Will Trump ever understand that tech protectionism is a losing game?
Ramping up the tension, the Trump administration is now gunning for China’s DJI, the undisputed world leader in drone production, forcing state and local agencies to stop using the company’s products, despite being the most competitive, and trying to use government subsidies to produce alternatives in the United States.
History shows that in the long-term, protectionism and production subsidies are not the best way to forge technological leadership. There are any number of reasons why DJI is the leader in the global drone market, but the bottom line is that it has dominated design and production in the category since its inception, creating increasingly versatile uses for drones. Some Chinese companies have benefited from protectionism, but in the case of DJI, which has always competed in international markets, this is of relative importance.
Raising the specter of DJI drones sending data back to China, as the White House did with Huawei’s smartphones, may well deprive the company of lucrative public contracts, but it’s not going to provide any kind of sustainable competitive advantage to US companies, because technological advantages simply don’t work that way: closing borders doesn’t make an industry more competitive and simply demonstrates to what extent the current administration fails to understand how competitive advantages in technology are created.
The most competitive US drone manufacturer in its day, 3DR, announced in March 2016 that it would now focus on the development of drone software and applications for mining, engineering and construction, mainly for equipment manufactured by DJI. As its founder, Chris Anderson, says about DJI, “they make the best stuff, they’re innovating the fastest, their prices are competitive — they’re the giant.”
In short, DJI’s success is not down to Beijing’s protectionism or the closing of its borders to foreign companies, as may be the case with other Chinese companies. Instead, DJI has grown as drones have required new applications as the sector has expanded into more and more industries, doing so with unstoppable consistency.

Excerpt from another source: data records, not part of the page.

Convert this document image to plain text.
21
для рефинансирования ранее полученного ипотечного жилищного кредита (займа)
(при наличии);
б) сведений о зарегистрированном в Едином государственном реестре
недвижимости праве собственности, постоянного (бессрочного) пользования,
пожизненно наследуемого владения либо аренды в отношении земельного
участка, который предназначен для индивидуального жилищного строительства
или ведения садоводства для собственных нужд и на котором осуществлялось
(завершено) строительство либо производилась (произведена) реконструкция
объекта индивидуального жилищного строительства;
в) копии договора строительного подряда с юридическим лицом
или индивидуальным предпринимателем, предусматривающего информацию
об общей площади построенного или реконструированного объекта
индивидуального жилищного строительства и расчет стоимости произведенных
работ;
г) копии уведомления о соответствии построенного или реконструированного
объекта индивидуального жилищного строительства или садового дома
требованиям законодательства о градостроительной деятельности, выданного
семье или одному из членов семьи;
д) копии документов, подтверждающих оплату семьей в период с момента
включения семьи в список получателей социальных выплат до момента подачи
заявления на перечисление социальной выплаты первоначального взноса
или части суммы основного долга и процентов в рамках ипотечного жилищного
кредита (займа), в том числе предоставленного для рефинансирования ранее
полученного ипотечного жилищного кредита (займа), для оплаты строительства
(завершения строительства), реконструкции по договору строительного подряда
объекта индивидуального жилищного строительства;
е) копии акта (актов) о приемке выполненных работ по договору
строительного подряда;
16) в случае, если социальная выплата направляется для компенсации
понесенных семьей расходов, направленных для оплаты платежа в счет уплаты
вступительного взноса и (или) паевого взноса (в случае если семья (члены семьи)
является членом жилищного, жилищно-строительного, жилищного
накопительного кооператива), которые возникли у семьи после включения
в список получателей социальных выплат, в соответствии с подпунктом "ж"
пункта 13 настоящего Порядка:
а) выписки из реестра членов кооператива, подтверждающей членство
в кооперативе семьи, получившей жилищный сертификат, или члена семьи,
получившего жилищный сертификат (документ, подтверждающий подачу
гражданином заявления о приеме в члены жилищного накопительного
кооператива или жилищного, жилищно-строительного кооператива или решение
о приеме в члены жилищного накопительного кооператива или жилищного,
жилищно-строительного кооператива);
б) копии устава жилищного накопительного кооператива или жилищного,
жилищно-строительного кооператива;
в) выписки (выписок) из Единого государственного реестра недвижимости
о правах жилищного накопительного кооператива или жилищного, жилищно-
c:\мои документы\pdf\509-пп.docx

When a company achieves technological supremacy in an international market, trying to compete by imposing restrictions based on as-yet unfounded threats and using government subsidies is a losing game. Trade wars, in today’s borderless technological age, make no sense and simply produce countless victims and no clear winners. In today’s environment, borders are artificial constraints that simply distort the competitive scenario in the medium term, creating more problems than solutions. The day we realize this, we will start to make some real progress.